FIG. 3 shows a plan view of a section of the charging device 1 of the electric vehicle. On the side next to the outer housing 7 of the charging device 1, an actuator 16 is arranged with a latch 17. The latch 17 is moved in the aforementioned sense parallel to the electrical contacts of the charging device 1. By means of the bolt 17, the lever 10 can be pivoted about its pivotable attachment 18 on the housing 7. When the latch 17 is moved out of the housing 16, the bolt 11 is moved out of its shown locking position. This can be done against a spring force. A corresponding preloaded spring is for example on Lever 10 mounted so that the spring force of the spring is able to move the lever 10 in the locked position shown. A return movement of the bolt 17 in the direction of the housing of the actuator 16 then has the consequence that the spring force moves the lever 10 in the locking position. This spring force can then also be used to move the latch 17 back to its initial position in the direction of the housing of the actuator 16, without having to apply an electrical energy for this purpose. The bolt 11 is disposed relatively far from the pivotal attachment 18 of the lever 10 to allow a large stroke of the bolt 11. The bolt 11 is therefore relatively close - as far as this is possible due to the design - placed on the actuator 16. Advantageously, the lever travel from the pin 11 for attachment 18 is longer than the lever travel from the pin 11 to the latch 17, so as to allow a large stroke movement of the pin 11.

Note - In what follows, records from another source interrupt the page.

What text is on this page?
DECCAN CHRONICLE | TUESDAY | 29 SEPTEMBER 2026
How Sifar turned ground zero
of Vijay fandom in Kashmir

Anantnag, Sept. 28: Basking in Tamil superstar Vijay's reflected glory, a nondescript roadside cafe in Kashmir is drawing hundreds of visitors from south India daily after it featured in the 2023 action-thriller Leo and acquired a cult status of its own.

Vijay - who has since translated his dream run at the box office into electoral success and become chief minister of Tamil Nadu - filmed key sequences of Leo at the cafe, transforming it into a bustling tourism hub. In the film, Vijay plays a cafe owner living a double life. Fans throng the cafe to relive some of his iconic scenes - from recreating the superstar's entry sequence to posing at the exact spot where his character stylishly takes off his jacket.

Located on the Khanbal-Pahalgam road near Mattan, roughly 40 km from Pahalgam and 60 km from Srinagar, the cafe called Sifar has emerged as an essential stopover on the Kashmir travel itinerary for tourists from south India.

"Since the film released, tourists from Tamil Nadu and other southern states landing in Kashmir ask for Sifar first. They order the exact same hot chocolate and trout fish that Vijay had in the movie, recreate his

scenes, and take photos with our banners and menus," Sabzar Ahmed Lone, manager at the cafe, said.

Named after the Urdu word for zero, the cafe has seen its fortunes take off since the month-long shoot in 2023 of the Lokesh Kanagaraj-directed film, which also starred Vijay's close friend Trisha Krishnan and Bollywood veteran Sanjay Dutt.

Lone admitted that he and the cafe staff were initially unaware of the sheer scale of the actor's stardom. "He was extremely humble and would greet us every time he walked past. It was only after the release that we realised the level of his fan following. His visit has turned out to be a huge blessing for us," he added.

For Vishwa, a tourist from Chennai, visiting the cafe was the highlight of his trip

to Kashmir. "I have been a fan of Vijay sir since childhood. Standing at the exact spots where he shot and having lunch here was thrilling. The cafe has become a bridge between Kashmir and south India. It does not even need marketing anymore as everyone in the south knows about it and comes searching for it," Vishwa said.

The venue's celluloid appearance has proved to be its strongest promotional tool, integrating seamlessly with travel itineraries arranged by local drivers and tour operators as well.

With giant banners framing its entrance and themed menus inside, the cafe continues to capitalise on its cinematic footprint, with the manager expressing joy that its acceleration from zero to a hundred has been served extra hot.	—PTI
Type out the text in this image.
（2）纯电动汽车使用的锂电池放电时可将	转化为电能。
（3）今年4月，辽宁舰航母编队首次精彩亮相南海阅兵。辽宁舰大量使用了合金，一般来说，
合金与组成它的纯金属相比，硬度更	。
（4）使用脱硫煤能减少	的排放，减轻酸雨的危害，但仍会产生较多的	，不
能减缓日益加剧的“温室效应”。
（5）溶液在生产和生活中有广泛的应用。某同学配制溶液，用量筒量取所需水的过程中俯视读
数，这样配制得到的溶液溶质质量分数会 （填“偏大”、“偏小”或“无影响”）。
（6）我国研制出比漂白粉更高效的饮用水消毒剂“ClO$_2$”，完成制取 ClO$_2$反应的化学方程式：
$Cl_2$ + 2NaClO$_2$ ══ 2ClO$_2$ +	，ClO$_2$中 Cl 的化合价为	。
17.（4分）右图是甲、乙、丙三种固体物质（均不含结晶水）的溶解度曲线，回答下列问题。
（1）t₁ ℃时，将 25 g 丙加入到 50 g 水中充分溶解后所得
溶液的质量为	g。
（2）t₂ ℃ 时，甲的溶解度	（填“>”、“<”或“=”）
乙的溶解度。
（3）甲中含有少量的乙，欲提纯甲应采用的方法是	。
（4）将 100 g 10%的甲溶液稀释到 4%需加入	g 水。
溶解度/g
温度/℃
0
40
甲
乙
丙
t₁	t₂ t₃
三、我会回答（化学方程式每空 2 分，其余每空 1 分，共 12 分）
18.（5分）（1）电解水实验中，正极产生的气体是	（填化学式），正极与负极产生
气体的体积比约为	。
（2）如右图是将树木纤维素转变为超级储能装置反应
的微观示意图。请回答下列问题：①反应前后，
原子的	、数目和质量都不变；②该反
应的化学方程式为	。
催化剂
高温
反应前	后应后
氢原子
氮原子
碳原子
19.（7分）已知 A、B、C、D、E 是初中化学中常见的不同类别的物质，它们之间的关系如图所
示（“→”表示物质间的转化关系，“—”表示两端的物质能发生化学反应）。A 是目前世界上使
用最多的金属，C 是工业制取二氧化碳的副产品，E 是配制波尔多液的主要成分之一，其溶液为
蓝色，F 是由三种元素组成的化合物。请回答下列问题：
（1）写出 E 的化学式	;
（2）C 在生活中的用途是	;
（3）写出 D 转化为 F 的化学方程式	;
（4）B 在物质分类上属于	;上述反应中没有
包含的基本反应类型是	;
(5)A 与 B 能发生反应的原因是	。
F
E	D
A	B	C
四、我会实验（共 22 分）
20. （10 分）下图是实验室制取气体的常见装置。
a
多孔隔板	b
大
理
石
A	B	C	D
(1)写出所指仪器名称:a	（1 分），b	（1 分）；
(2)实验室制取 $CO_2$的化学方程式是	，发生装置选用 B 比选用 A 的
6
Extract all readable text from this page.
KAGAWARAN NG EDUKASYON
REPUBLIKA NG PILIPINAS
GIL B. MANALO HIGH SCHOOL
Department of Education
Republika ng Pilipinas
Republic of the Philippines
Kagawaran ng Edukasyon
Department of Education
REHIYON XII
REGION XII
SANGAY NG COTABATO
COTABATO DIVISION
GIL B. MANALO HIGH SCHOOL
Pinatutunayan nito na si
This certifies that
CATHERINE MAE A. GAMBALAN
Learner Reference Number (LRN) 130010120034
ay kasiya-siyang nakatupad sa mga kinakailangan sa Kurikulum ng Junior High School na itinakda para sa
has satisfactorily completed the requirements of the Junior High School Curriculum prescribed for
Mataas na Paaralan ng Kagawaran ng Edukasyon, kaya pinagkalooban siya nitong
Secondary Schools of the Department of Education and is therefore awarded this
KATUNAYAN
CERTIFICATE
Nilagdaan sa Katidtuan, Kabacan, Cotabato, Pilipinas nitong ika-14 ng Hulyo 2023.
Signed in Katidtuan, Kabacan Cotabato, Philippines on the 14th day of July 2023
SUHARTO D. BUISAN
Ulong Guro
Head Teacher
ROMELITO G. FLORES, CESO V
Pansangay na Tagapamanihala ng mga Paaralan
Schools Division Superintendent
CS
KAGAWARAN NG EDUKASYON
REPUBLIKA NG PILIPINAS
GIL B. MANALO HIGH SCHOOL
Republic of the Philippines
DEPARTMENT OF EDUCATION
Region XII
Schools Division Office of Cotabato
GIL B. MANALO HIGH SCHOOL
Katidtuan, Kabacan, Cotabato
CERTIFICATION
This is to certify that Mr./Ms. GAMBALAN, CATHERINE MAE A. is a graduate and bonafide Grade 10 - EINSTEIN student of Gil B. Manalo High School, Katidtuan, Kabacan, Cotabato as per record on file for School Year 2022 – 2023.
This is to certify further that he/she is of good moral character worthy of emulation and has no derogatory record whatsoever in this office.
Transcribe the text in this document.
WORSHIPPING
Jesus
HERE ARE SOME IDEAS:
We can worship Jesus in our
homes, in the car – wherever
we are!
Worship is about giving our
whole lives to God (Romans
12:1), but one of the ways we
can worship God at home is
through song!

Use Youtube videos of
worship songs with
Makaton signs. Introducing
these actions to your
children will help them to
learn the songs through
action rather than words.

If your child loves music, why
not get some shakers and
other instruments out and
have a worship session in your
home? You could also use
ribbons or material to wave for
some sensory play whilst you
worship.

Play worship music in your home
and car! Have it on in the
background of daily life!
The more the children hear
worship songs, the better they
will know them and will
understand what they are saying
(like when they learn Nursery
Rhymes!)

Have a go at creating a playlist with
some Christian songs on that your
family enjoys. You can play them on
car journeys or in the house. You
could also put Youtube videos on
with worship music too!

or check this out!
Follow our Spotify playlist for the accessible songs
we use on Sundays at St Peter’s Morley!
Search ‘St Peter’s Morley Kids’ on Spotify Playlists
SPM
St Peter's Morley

LIST OF REFERENCES: 1: charging device of an electric vehicle

 2: Charging device of a charging station

 3: electrical contact

 4: housing element

 5: preloaded spring

6: electrical contact

 7: side wall

 8: circumferential gap

 9: circumferential wall

 10: lever

11: bolts

 12: sealing ring

 13: hinged lid

14: microswitch : plate-shaped area of the charging device of a charging station: actuator

: Latch of the actuator

: pivotable attachment of the lever

Claims

Locking device, in particular for locking a connection between a charging device (1) of an electric vehicle with the charging device (2) of a charging station comprising a lever (10) with a bolt (11) attached thereto for locking a connection between a first component (1) and a second component (2) and one on the housing (7) of the first component (1) arranged or attached actuator (16) for pivoting the lever (10) between a locking position and a non-locking position.

Locking device according to the preceding claim, characterized in that the bolt (11) extends through an opening in the housing (7) of the first component (1) or can be moved therethrough.

Locking device according to one of the preceding claims, characterized in that the lever (10) is pivotally mounted on the housing (7) of the first component (1).

Locking device according to one of the preceding claims, characterized in that at least a portion of the lever (10) is arcuately guided around a portion of the housing (7) of the first component (1) around.

Locking device according to one of the preceding claims, characterized in that the portion of the lever (10) between its pivotal attachment (18) and its bolt (11) is arcuate or at least predominantly arcuate. Locking device according to one of the preceding claims, characterized in that the portion of the lever (ten) between its pin (eleven) and the actuator (16) is rectilinear.

Locking device according to one of the preceding claims, characterized in that the portion of the lever (10) between its pivotal attachment (18) and its pin (11) is shorter than the portion between its pin (11) and a bolt (17) of the actuator (16).

Locking device according to one of the preceding claims, characterized in that a bolt (17) of the actuator (16) parallel to the movement of the bolt (11) between a starting position and a setting can be moved back and forth.

Locking device according to one of the preceding claims, characterized in that the first component is a charging device (1) of an electric vehicle.

Electric vehicle with a locking device according to one of the preceding claims.